Add support for mapping custom props to existing unused columns e.g. subdivision1_code, subdivision2_code

Problem Statement

Currently, when sending analytics events via the Plausible frontend API (via plausible tracker or analytics-plugin-plausible), all custom properties are stored in the meta.key / meta.value arrays in ClickHouse’s events_v2 table.

However, many systems (like ours) require frequent filtering by a few high-traffic properties (e.g. companyId, feature, etc). Using arrayExists(...) on meta.key / meta.value is not performant at scale.

Plausible’s events_v2 schema already includes columns like:

  • subdivision1_code
  • subdivision2_code
  • click_id_param
  • scroll_depth

These are largely unused in the default ingestion pipeline. If users could designate certain prop keys (e.g. companyId, feature) to be automatically mapped into those columns, queries would be far more efficient, and this wouldn’t require large schema changes on the user side.

Proposal

  • Introduce a configuration (e.g. in config.toml or runtime env) where users can specify prop-to-column mappings:

    [analytics.custom_column_mapping]
    subdivision1_code = "companyId"
    subdivision2_code = "feature"
    click_id_param = "id"
    scroll_depth = "label"
    `
  • On ingestion (in Plausible backend), inspect payload props; if they contain the configured keys, map them into the designated column fields rather than placing them in meta.

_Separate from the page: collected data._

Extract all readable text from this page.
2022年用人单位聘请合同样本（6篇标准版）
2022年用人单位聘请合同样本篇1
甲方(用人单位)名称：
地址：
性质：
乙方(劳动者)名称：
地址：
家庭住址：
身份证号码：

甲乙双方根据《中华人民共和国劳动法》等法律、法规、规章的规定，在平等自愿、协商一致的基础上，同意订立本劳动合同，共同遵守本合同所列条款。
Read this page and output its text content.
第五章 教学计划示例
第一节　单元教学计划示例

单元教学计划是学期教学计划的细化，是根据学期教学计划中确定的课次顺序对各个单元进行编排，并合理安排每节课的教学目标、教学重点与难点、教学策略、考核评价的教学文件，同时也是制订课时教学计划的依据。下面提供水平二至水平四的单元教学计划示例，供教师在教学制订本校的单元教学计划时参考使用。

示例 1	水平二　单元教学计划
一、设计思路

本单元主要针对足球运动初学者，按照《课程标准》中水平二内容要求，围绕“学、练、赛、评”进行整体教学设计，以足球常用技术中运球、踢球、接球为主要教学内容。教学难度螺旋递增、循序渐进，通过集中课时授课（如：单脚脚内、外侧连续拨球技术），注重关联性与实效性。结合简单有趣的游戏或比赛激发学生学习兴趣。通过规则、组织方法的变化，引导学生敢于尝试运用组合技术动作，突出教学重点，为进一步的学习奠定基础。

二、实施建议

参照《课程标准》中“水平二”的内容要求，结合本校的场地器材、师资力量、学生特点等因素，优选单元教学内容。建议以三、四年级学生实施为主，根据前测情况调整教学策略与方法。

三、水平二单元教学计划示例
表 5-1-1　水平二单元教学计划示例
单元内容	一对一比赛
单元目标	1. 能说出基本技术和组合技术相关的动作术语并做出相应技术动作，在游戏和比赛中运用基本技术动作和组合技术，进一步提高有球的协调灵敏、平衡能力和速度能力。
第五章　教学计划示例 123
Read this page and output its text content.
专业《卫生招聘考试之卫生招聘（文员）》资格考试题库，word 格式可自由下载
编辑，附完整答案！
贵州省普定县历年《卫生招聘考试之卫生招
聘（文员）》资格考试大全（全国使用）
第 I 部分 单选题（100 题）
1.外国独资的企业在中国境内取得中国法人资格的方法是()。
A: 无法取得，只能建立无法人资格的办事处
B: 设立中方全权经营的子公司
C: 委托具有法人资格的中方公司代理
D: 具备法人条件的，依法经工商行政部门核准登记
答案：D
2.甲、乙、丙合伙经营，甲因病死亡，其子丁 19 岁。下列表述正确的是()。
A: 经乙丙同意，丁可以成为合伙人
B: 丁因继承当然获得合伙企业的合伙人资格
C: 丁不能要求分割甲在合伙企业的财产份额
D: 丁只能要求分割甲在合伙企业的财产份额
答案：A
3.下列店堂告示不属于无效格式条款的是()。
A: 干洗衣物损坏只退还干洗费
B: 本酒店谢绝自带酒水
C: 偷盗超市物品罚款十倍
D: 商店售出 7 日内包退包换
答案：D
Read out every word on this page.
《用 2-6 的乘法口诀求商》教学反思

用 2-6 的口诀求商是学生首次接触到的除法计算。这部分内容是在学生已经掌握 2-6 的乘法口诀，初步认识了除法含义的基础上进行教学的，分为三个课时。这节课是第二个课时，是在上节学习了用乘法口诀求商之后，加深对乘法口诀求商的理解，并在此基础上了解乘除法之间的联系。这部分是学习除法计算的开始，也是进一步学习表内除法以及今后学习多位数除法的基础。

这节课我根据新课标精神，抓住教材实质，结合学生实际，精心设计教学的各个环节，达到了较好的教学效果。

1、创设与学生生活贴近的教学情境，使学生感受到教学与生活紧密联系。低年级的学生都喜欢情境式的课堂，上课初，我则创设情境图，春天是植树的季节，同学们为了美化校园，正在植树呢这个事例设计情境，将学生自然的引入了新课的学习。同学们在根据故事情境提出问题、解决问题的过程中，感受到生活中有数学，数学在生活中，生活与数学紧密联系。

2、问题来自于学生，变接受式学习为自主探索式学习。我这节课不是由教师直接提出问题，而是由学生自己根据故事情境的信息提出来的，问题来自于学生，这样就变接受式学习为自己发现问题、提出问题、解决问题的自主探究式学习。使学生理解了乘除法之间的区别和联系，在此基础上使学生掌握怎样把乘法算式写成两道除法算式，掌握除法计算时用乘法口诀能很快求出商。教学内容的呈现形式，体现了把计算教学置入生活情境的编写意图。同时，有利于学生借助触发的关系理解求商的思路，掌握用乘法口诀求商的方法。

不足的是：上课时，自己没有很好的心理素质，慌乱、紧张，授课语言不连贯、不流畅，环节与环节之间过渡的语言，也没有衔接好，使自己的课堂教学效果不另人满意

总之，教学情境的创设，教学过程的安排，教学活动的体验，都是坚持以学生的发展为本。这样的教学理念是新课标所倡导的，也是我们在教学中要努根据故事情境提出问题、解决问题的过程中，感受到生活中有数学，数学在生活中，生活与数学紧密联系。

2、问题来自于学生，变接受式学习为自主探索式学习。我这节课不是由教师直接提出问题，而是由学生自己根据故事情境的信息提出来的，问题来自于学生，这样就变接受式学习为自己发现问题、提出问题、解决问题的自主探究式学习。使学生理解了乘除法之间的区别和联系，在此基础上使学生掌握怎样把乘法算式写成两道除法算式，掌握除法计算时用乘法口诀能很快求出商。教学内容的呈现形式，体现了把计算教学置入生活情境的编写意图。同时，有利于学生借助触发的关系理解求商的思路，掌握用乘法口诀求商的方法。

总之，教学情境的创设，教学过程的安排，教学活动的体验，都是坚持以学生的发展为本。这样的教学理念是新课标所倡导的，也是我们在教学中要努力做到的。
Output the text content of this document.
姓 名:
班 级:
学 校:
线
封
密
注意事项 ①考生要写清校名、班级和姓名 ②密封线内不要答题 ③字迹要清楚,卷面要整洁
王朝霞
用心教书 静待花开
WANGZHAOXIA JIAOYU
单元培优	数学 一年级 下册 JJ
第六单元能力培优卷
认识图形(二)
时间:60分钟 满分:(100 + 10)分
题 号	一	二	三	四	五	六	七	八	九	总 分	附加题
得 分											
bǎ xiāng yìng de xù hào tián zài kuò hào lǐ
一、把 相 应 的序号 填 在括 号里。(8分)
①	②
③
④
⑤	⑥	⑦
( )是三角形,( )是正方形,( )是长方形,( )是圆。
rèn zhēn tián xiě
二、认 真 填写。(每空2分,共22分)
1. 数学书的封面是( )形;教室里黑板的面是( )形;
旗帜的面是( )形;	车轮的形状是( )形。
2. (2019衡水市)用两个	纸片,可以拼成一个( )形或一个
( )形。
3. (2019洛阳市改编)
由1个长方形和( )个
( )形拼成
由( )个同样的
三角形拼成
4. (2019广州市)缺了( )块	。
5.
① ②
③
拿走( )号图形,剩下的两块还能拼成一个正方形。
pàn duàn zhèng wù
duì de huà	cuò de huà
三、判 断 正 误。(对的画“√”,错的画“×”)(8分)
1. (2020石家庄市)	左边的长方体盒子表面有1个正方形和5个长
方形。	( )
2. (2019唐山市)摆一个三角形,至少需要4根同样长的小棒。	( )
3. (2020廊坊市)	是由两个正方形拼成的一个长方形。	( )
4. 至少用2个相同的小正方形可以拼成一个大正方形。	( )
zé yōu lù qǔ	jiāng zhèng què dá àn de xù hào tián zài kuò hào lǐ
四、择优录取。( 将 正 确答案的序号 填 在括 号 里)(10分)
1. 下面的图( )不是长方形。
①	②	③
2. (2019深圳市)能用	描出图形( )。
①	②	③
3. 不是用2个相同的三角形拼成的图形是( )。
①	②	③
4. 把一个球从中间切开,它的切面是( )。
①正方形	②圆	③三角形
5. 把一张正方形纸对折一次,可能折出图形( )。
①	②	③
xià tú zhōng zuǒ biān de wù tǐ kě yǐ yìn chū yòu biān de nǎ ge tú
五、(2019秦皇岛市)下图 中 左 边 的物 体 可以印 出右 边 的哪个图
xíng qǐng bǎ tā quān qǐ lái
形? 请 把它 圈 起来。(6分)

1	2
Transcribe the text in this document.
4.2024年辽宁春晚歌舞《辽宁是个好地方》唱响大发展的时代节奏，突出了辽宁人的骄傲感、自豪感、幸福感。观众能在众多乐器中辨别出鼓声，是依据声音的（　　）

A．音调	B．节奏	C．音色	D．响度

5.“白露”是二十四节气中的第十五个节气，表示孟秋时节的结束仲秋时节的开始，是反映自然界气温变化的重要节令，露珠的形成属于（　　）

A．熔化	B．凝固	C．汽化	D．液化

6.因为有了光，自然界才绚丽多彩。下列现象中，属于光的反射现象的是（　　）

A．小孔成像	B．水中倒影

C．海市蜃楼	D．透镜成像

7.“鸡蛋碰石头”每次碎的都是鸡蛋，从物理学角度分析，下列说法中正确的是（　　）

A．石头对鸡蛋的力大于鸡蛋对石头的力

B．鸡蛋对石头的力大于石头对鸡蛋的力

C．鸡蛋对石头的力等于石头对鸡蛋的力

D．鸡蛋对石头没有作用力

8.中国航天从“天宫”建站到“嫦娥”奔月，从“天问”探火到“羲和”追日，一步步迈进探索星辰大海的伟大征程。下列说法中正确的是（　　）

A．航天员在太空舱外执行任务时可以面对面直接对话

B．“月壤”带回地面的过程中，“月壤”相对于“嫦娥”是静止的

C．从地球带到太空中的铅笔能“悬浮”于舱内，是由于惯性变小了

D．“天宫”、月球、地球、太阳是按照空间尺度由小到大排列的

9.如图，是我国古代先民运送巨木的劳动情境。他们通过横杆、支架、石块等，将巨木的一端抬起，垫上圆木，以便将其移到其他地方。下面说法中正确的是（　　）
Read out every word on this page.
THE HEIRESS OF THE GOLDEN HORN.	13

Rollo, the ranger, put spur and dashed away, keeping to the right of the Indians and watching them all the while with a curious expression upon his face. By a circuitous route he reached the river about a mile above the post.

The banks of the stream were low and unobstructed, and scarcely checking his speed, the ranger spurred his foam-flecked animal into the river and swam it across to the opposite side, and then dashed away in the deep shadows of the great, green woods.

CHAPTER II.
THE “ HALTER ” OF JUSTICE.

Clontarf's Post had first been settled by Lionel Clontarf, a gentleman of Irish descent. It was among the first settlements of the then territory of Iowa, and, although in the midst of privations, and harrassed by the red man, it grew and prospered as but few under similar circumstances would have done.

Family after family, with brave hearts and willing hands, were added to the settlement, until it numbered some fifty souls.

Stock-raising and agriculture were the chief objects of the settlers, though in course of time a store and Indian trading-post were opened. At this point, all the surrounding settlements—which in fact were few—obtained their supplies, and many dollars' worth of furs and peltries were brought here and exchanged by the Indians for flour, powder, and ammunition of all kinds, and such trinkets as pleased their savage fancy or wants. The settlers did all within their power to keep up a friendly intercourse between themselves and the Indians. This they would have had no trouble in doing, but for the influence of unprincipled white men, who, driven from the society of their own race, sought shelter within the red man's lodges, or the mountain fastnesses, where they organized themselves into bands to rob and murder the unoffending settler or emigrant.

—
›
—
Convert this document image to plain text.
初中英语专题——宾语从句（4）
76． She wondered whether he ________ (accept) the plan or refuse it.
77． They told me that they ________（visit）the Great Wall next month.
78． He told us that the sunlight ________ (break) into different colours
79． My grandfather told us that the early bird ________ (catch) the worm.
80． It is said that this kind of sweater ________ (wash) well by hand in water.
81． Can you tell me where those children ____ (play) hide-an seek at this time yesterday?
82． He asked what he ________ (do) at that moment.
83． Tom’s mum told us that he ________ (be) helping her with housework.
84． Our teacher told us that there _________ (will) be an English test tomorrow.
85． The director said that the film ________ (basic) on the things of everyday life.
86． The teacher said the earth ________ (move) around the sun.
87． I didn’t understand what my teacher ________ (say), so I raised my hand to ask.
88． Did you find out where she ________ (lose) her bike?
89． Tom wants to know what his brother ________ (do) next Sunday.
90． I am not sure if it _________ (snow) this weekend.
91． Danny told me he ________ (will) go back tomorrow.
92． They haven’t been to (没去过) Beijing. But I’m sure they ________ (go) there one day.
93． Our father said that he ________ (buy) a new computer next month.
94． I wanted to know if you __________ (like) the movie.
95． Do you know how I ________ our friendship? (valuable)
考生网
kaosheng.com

  • Fallback: if props are missing or empty, default to NULL / empty as usual, and still place any remaining props in meta.
  • Maintain backward compatibility: existing usage of meta properties continues to work.

Benefits

  • Dramatically faster filtering, group-by, and querying on those common dimensions.
  • Avoids the overhead and complexity of downstream ETL or materialized views for many users.
  • Leverages existing schema columns in events_v2 that are currently underused.
  • Makes Plausible more extensible for product/behavioral analytics use cases, not just simple pageviews.

Considerations / Edge Cases

  • Type conversion / mismatch (e.g. mapping values String → numeric column)
  • What happens if conflicting props mapped to same column
  • Documentation, migration, versioning
  • Ensuring privacy / PII — users must map only non-sensitive identifiers

Example

A payload:

{
  "name": "ItemOpened",
  "url": "...",
  "props": {
    "companyId": "123",
    "feature": "PRODUCT",
    "label": "P1",
    "id": "456",
    "foo": "bar"
  }
}

With mapping:

  • subdivision1_code = “123”
  • subdivision2_code = “PRODUCT”
  • scroll_depth = “P1”
  • click_id_param = “456”
  • meta remains with { "foo": "bar" }

Then filters like WHERE subdivision1_code = 123 AND subdivision2_code = 'PRODUCT' become efficient column filters.

I hope you’ll consider this as a feature enhancement — it bridges Plausible’s flexibility with performance needed in higher-scale event analytics.

Thanks!

8 months ago